Microfluidic cartridge-based sorting

NanoCellect’s WOLF systems are designed for gentle, sterile sorting under optimized conditions. “With the WOLF systems, the change in psi is virtually non-existent, remaining below 2 throughout the sorting process to better preserve the sorted sample,” says Déry. “Sample quality is further enhanced by the use of disposable microfluidic cartridges, which can accommodate different types of sheath fluid to provide optimized conditions and have a fully contained fluidics path for completely sterile and safe aerosol-free sorting. These features of the WOLF systems, plus their compact size, are enabling novel applications.

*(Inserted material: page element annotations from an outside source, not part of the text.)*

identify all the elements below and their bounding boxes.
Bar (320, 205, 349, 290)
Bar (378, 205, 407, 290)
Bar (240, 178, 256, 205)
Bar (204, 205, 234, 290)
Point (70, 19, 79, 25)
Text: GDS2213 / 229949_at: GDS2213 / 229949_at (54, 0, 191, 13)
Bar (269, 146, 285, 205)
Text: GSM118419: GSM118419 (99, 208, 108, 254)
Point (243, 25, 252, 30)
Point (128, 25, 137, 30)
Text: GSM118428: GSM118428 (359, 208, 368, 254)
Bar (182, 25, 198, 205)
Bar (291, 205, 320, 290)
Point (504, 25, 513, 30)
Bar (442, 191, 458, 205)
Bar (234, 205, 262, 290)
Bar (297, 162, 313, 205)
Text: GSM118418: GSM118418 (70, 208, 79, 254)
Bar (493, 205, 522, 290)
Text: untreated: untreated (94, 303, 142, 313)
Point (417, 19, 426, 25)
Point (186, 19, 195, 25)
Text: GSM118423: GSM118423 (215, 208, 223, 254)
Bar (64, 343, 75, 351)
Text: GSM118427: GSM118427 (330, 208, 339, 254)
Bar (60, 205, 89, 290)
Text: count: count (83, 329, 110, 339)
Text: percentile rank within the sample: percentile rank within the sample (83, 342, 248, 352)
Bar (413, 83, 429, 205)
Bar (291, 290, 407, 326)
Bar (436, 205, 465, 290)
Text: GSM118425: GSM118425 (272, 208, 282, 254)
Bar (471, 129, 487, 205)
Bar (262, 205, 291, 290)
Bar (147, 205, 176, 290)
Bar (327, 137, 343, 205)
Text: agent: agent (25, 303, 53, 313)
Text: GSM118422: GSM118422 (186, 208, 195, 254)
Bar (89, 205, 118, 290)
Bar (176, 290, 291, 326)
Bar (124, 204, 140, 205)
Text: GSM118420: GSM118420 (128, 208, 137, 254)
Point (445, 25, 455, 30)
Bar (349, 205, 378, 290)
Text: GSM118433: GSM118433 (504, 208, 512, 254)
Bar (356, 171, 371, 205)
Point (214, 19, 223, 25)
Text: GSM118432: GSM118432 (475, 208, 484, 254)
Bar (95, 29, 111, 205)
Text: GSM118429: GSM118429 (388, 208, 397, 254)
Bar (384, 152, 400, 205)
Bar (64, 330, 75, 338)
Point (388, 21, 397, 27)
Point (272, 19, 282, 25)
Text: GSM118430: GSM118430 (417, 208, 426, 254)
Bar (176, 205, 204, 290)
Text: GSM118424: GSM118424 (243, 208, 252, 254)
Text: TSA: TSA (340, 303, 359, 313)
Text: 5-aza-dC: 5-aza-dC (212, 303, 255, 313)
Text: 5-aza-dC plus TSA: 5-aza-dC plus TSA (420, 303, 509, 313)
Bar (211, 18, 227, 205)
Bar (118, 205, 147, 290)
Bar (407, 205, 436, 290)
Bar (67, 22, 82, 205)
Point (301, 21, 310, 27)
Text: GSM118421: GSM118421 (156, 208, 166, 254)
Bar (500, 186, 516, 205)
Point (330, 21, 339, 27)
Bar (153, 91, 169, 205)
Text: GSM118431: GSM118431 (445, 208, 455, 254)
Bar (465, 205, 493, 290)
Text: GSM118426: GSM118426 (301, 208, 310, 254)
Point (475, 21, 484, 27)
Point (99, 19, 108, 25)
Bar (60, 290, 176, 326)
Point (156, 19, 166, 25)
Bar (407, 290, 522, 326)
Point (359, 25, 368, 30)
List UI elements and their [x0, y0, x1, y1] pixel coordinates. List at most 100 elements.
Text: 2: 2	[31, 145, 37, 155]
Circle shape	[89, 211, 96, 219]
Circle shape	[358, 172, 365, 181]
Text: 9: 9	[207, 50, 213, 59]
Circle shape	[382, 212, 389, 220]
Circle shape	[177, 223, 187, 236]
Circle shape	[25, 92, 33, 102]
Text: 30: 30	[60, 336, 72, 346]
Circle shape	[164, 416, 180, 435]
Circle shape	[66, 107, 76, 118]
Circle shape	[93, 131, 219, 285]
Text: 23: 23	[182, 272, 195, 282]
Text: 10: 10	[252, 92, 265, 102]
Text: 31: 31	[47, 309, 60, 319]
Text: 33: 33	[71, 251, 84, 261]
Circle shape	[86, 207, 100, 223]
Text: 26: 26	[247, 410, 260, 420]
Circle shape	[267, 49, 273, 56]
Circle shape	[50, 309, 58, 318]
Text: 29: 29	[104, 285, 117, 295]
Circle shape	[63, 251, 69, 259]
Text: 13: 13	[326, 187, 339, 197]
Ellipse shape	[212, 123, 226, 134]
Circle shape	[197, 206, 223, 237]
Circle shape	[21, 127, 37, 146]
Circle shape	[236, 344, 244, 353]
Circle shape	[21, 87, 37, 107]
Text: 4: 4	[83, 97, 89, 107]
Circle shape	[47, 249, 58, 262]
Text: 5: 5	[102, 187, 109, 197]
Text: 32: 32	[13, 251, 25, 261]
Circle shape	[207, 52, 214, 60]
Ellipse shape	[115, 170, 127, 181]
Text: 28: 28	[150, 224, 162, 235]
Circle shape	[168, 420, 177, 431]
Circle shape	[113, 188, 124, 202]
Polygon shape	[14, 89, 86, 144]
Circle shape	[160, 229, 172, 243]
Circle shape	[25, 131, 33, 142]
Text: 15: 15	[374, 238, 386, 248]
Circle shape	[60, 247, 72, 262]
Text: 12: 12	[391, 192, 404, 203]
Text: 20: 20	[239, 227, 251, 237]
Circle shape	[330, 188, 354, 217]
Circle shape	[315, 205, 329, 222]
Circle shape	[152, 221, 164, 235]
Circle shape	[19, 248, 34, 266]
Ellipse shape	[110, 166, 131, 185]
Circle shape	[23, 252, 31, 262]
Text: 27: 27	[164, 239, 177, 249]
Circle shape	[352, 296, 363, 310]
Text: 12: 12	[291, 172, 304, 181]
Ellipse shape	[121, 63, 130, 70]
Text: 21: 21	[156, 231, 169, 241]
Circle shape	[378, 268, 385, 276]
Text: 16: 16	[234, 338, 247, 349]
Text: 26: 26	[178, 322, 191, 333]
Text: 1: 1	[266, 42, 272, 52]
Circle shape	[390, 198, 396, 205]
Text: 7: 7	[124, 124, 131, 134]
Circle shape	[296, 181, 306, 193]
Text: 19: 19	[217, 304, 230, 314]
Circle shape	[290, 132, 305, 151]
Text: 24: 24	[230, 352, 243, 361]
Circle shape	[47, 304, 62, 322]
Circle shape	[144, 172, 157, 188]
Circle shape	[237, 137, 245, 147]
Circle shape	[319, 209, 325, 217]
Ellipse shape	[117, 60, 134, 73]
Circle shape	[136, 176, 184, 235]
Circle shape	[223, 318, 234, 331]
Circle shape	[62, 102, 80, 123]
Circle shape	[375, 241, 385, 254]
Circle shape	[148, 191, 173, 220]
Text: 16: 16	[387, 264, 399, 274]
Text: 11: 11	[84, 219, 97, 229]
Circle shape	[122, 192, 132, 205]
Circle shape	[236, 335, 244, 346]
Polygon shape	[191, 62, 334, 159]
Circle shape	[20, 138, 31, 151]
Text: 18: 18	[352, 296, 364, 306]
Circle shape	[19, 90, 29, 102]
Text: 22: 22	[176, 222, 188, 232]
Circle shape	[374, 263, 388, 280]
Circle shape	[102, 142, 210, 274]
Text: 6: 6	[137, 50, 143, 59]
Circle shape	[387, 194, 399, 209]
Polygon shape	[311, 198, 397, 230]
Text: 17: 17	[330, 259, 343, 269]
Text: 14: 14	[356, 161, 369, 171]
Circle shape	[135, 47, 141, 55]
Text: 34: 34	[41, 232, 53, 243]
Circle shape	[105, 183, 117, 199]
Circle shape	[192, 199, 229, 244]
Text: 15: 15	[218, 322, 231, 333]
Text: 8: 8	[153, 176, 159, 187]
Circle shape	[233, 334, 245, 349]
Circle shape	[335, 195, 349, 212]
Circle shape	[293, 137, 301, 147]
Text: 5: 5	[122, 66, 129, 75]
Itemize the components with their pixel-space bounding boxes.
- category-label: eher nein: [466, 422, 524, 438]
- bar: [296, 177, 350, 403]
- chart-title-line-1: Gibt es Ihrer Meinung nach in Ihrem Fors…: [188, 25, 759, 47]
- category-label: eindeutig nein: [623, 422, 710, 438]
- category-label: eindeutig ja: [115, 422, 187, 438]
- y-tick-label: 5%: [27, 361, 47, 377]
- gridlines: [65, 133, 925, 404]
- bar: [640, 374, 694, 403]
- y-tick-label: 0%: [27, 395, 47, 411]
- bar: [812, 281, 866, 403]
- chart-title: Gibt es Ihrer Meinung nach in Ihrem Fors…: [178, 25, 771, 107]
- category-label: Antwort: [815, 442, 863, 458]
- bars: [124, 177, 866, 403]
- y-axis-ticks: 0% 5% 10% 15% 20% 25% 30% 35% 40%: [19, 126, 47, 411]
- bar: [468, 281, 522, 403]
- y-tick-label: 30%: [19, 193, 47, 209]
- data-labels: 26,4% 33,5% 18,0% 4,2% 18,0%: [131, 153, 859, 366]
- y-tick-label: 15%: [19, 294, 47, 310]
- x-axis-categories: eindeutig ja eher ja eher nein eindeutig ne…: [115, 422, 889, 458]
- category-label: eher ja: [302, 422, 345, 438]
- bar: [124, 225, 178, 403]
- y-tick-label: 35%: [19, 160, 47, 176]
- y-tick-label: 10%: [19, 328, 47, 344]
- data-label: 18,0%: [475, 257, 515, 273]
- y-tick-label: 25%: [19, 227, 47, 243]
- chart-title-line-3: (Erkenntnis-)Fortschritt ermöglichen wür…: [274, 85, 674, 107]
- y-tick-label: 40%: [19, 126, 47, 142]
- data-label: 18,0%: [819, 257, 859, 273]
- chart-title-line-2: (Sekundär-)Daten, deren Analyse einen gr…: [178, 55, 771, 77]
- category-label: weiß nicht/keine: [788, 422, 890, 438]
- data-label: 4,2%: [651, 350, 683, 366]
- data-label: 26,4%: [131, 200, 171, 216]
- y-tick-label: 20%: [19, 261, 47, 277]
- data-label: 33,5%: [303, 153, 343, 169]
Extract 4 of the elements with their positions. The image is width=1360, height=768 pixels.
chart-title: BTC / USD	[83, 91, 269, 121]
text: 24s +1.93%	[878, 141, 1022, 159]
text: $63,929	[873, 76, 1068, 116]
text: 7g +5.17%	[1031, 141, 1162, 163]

For example, one of our customers recently took a WOLF cell sorter to Antarctica and used it for researching bacteria in sea water samples—something that, to our knowledge, has never been done before.”

Standardizing cell separation

Fang Tian, Ph.D., Director, Biological Content at ATCC, highlights ongoing efforts toward improving refinement and specificity in cell sorting instrumentation and processes. “ATCC is actively involved in standardizing cell separation and provides authenticated materials to the National Institute of Standards and Technology (NIST) for use as standards in cell counting and separation,” she says. “In this way, we have a central role in enabling the effectiveness of advancing technologies, as well as serving to unite the global research community such that improved, more uniform methods for cell separation become available.”

Future perspectives

Cell sorting technologies continue to evolve at pace in response to researchers’ changing demands. “The trend is toward translational research—to use advancements in cell-sorting technology for therapeutic and diagnostic purposes through a better understanding of biology,” says Na. “Additionally, the speed of development in areas including data acquisition, high content imaging, and imaging analysis, plus the requisite decrease in cost of infrastructure, is allowing researchers to move away from traditional forms of cell sorting. Ultimately, this remains a vibrant field of research that is rapidly advancing as the scientific and engineering communities collaborate to “build a better mousetrap.”